Whether you’re at the beach, poolside or on a lake, bodies of water can be hazardous if you don’t take proper precautions. Some helpful tips to make the most out of your water activities include:

  • Always have someone nearby when going in the water.
    • According to the CDC, every year in the United States there’s an estimated 4,000 fatal drownings and 8,000 nonfatal drownings. Anyone can drown no matter how advanced of a swimmer they are. Having a parent, friend, or lifeguard around can potentially save your life.
  • Stay calm and don’t fight the rip currents
    • If you find yourself slowly drifting from shore while in the ocean, you’re probably stuck in a rip current. It’s important to stay calm and swim parallel to the shore until you are out of the current. From there, head back towards shore.

Grilling responsibly

Summer is the perfect time for barbeques, but a fun-filled grilling day can quickly turn into unusual abdominal pain, or a flame gone awry.

  • Be cautious when cleaning your grill
    • Using the wrong tool to clean your grill can leave behind debris that can cause abdominal pain if swallowed. When using tools like stainless steel or a brass wire brush, pieces of wire can easily get stuck to the surface of the grill and adhere to food the next time it’s used. A study published in the journal of Otolaryngology-Head and Neck Surgery found that from 2002 to 2014, around 1,700 Americans went to the emergency room after ingesting wire bristles from their grilled food.
  • Remember that you’re dealing with an open flame
    • In 2020 the National Fire Protection Association reported that from 2014 to 2018, there was an average of 10 civilian deaths, 160 injuries and an estimated 10,600 home structure and outdoor fires due to grilling. To avoid any potential injuries, it’s important to take some safety precautions. Don’t pour water directly on charcoal, avoid leaning directly over the grill, don’t leave a lit grill unattended, and use protective gear to provide an extra layer of protection (oven-mitts, heat resistant gloves and aprons).

SPF and keeping cool is key

Fun in the sun is the theme for the summer, but too much fun can lead to harmful exposure to excess heat and strong UV rays.

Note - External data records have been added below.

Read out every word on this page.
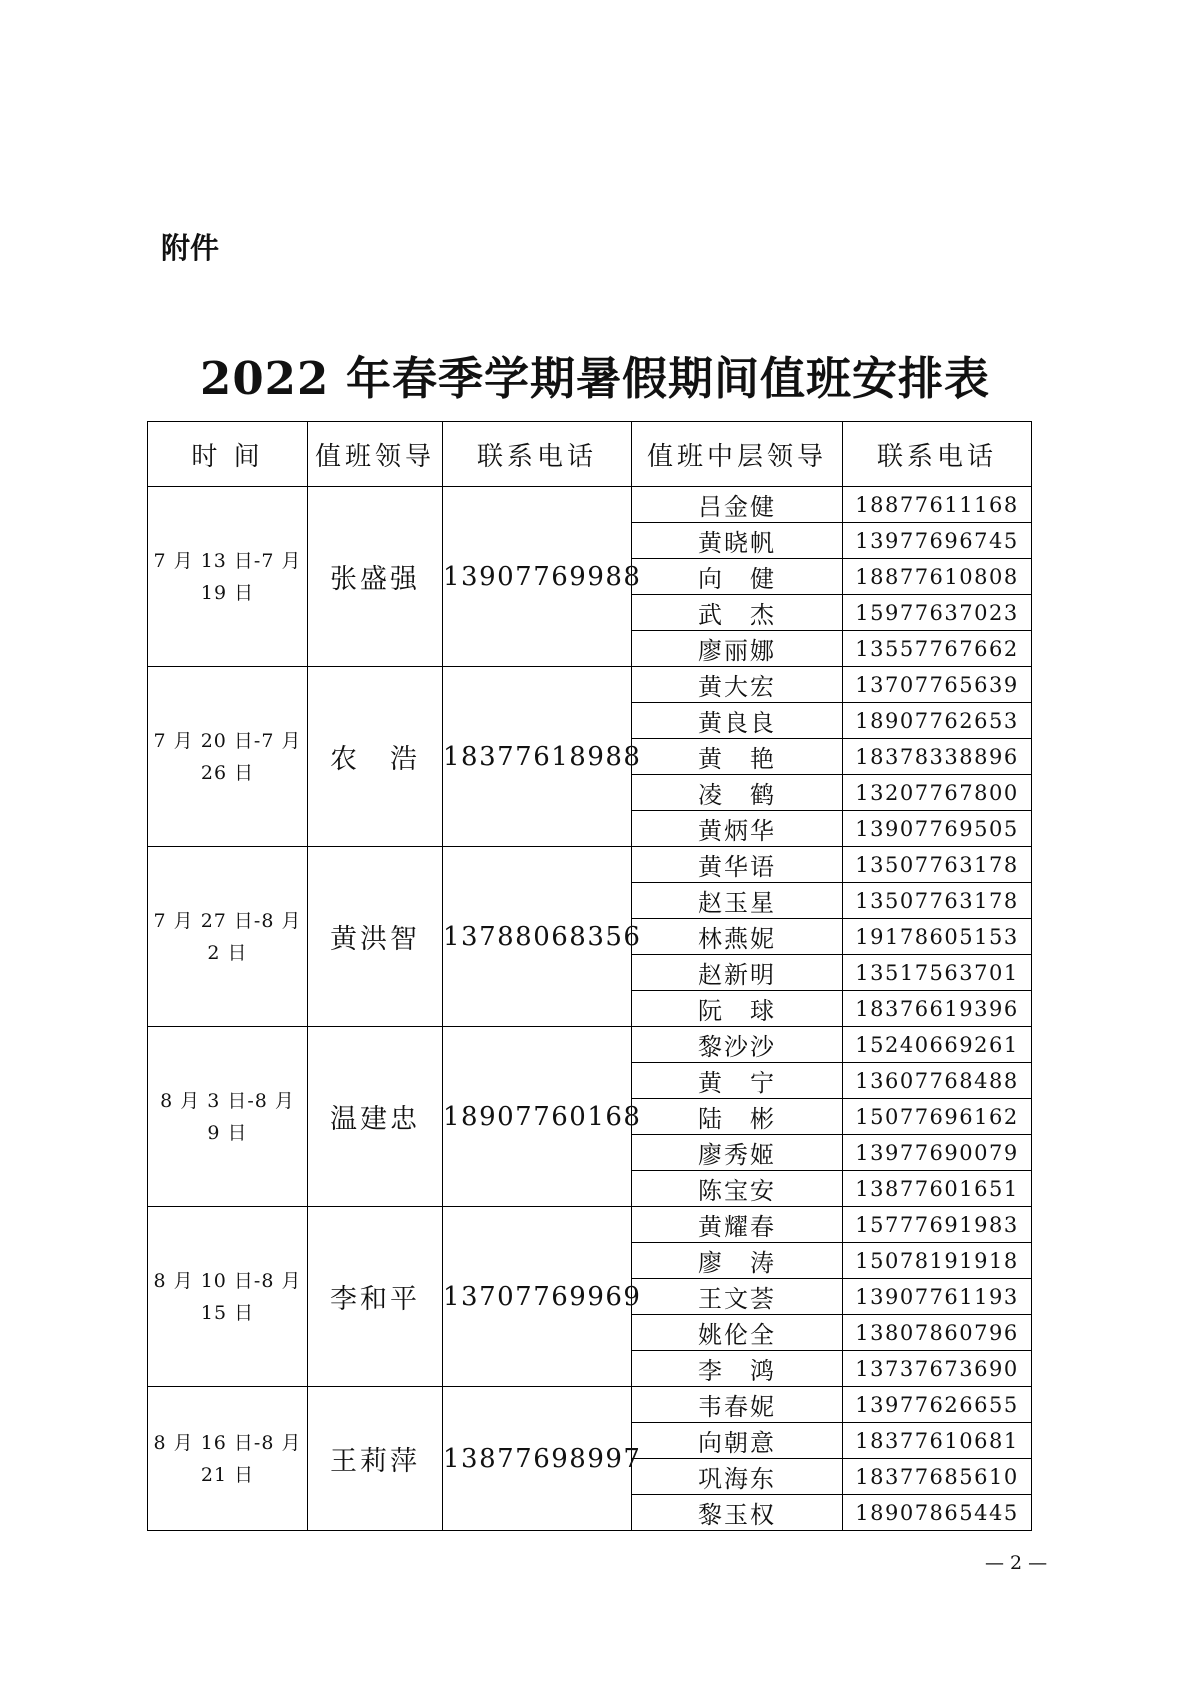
附件
2022 年春季学期暑假期间值班安排表
时 间	值班领导	联系电话	值班中层领导	联系电话

7 月 13 日-7 月
19 日	张盛强	13907769988	吕金健	18877611168
			黄晓帆	13977696745
			向　健	18877610808
			武　杰	15977637023
			廖丽娜	13557767662

7 月 20 日-7 月
26 日	农　浩	18377618988	黄大宏	13707765639
			黄良良	18907762653
			黄　艳	18378338896
			凌　鹤	13207767800
			黄炳华	13907769505

7 月 27 日-8 月
2 日	黄洪智	13788068356	黄华语	13507763178
			赵玉星	13507763178
			林燕妮	19178605153
			赵新明	13517563701
			阮　球	18376619396

8 月 3 日-8 月
9 日	温建忠	18907760168	黎沙沙	15240669261
			黄　宁	13607768488
			陆　彬	15077696162
			廖秀姬	13977690079
			陈宝安	13877601651

8 月 10 日-8 月
15 日	李和平	13707769969	黄耀春	15777691983
			廖　涛	15078191918
			王文荟	13907761193
			姚伦全	13807860796
			李　鸿	13737673690

8 月 16 日-8 月
21 日	王莉萍	13877698997	韦春妮	13977626655
			向朝意	18377610681
			巩海东	18377685610
			黎玉权	18907865445
— 2 —
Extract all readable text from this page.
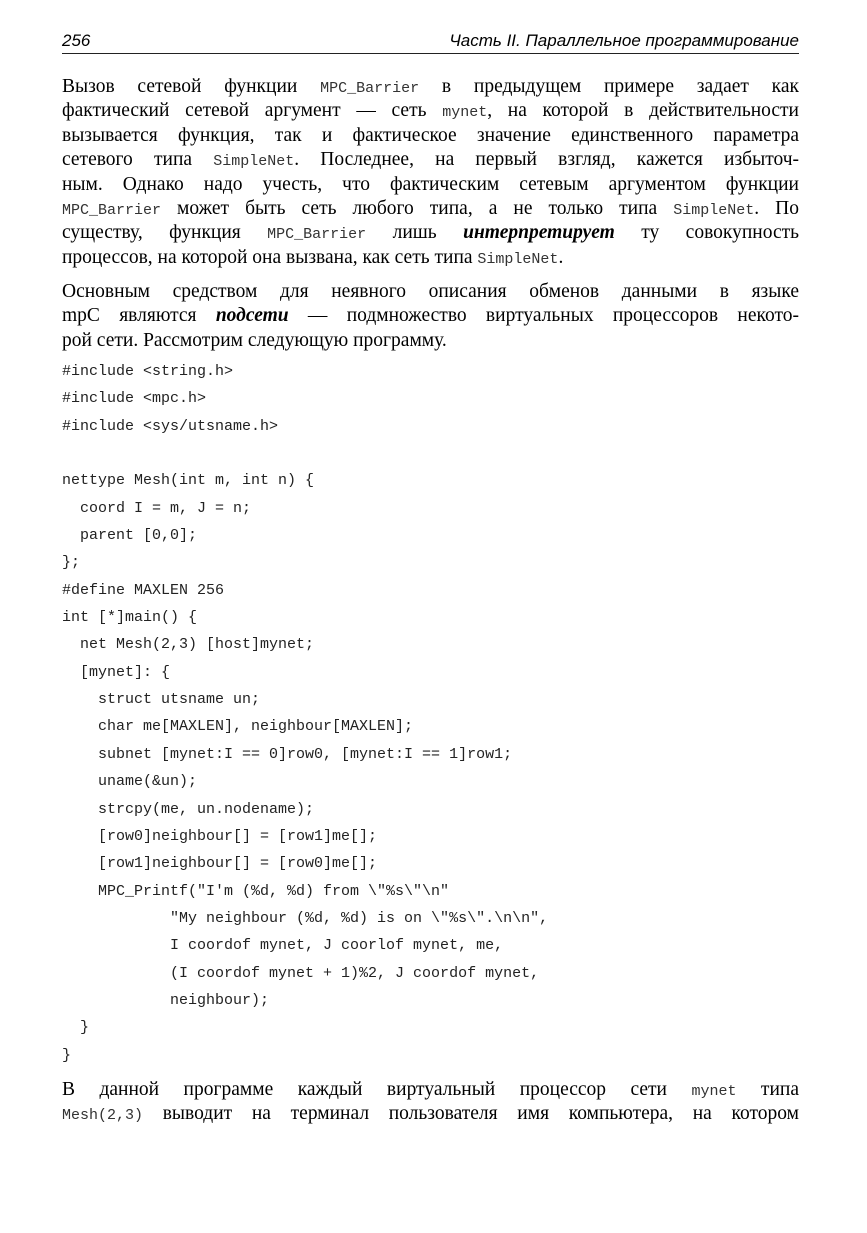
256	Часть II. Параллельное программирование
Вызов сетевой функции MPC_Barrier в предыдущем примере задает как
фактический сетевой аргумент — сеть mynet, на которой в действительности
вызывается функция, так и фактическое значение единственного параметра
сетевого типа SimpleNet. Последнее, на первый взгляд, кажется избыточ-
ным. Однако надо учесть, что фактическим сетевым аргументом функции
MPC_Barrier может быть сеть любого типа, а не только типа SimpleNet. По
существу, функция MPC_Barrier лишь интерпретирует ту совокупность
процессов, на которой она вызвана, как сеть типа SimpleNet.
Основным средством для неявного описания обменов данными в языке
mpC являются подсети — подмножество виртуальных процессоров некото-
рой сети. Рассмотрим следующую программу.
#include <string.h>
#include <mpc.h>
#include <sys/utsname.h>

nettype Mesh(int m, int n) {
coord I = m, J = n;
parent [0,0];
};
#define MAXLEN 256
int [*]main() {
net Mesh(2,3) [host]mynet;
[mynet]: {
struct utsname un;
char me[MAXLEN], neighbour[MAXLEN];
subnet [mynet:I == 0]row0, [mynet:I == 1]row1;
uname(&un);
strcpy(me, un.nodename);
[row0]neighbour[] = [row1]me[];
[row1]neighbour[] = [row0]me[];
MPC_Printf("I'm (%d, %d) from \"%s\"\n"
"My neighbour (%d, %d) is on \"%s\".\n\n",
I coordof mynet, J coorlof mynet, me,
(I coordof mynet + 1)%2, J coordof mynet,
neighbour);
}
}
В данной программе каждый виртуальный процессор сети mynet типа
Mesh(2,3) выводит на терминал пользователя имя компьютера, на котором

  • Take breaks from the heat
    • Heat illness occurs when the body can’t cope with consistent exposure to high temperatures. Emergency Department Medical Director, Adam Wos MD says, “Heat illness can be avoided by staying in a cool/shaded well-ventilated space, by maintaining adequate hydration, and by limiting physical activity when the temperature feels hot. Vulnerable groups to heat illness include children under four, people over age 65, pregnant women, and athletes. Some warning sings of heat illness include heavy sweating, muscle cramps, nausea, dizziness, or feeling faint. If any of these symptoms occur, you should get to an air-conditioned space, or take a cool bath as soon as possible. Electric fans may not help when the temperature goes above 90 degrees.”
  • Reapply your sunscreen
    • It’s a common misconception that SPF (sun protection factor) numbers translate to how long you can stay exposed in the sun. In fact, SPF measures the quantity of UV radiation required to produce sunburn. In short, this means that SPF is not directly related to time spent in the sun, but rather the amount of UV radiation you receive. For example, you can be exposed to the same amount of UV rays for one hour at 9am as you can in just 15 minutes at 1pm. Therefore, it’s crucial to reapply your sunscreen throughout the day to avoid burns or potential sun poisoning.

These are just a few of the safety tips that will help keep you on track to have a fun and safe summer.